In comment cards read by event organizers, one community member asked if SFPD would voluntarily agree not to march in the Pride Parade because some LGBTQ people may be triggered by the presence of officers.
But Cmdr. Teresa Ewins, an out lesbian member of the department, said it is important to celebrate wins for LGBTQ representation within SFPD.
It is important “for kids to see us,” she said. “Many of us joined to make a difference. It’s a special day for me as well as everyone in the department who is LGBT.”
Aria Sa’id, executive director of the Compton’s Transgender Cultural District, said she wasn’t moved by the apology.
“I think there needs to be more than just an apology.,” Sa’id told the San Francisco Examiner.
Fifty years after the riot, Sa’id said the ways in which police discriminate against transgender people, and other people in the LGBTQ spectrum, have changed.
With high portions of San Francisco’s homeless community and impoverished Tenderloin neighbors being gay, queer or transgender, Sa’id said homeless sweeps homeless are in fact an action against the LGBTQ community.
“We’re often criminalized for being poor in the Tenderloin,” Sa’id said. “The mayor has increased patrols. There has to be more than an apology.”
San Francisco LGBTQ groups have previously called on SFPD to apologize for its historic discriminatory actions.
The Harvey Milk LGBT Democratic Club, a local progressive group that traces its roots back to the fiery gay rights trailblazer, called on SFPD to apologize for the Compton’s Cafeteria riots and for the department’s handling of the Pride protest in July.

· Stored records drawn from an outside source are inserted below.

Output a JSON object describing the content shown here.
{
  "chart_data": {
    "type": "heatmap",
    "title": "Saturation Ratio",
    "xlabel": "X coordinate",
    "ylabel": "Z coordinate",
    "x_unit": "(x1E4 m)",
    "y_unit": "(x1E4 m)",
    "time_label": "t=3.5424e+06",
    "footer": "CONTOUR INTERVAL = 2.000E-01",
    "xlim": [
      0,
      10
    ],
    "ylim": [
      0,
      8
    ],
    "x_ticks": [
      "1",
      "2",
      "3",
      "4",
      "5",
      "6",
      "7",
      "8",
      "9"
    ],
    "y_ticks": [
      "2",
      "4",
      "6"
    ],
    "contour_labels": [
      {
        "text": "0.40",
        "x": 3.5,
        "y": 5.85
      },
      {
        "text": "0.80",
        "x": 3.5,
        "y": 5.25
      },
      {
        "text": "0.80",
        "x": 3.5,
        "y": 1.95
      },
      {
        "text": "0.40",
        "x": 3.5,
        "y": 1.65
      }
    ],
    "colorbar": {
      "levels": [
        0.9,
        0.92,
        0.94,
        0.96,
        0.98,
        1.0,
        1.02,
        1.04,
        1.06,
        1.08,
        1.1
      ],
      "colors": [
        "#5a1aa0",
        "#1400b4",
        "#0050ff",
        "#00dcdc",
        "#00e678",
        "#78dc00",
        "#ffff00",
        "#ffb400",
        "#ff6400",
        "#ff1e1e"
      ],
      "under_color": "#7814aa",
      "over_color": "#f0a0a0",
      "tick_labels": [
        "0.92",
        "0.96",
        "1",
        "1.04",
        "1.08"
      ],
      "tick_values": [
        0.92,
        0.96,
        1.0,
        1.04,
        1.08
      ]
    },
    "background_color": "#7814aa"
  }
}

Those protesters blocked the parade to call for police to be barred from it. One person who identified as transgender was injured during the arrests and hospitalized. An officer was also injured in the scuffle, according to SFPD.
“The irony of SFPD committing acts of brutality against peaceful protesters of the Resistance Contingent at the San Francisco Pride Parade on the 50th Anniversary of Stonewall is not lost on us,” the Milk Club wrote at the time. “It warrants outrage and swift recourse.”
The 1966 Compton’s Cafeteria riot predated the infamous Stonewall Riots in New York City. At present, both are credited with kick starting calls for LGBTQ civil rights.
The SFPD was also notorious for beating gay men, and sometimes women, who frequented gay bars in the Castro.
Officers would require they show identification far more frequently than people drinking in straight bars.
The White Night riots, also, pitted the local gay community against a violent SFPD following the light sentencing of Dan White, the San Francisco supervisor and former SFPD officer who assassinated Milk and Mayor George Moscone.
At the meeting Monday, a transgender woman who goes by the name “The Supergirl of San Francisco” told Scott in a teary testimonial that she was wrongly beaten by a hospital security guard.
When she came to SFPD for help, she said she was not listened to.
“My body was dragged and pulled up a hill,” she said. “You didn’t believe the victim. You didn’t believe me. You’re supposed to help people here, not engage in transphobia.”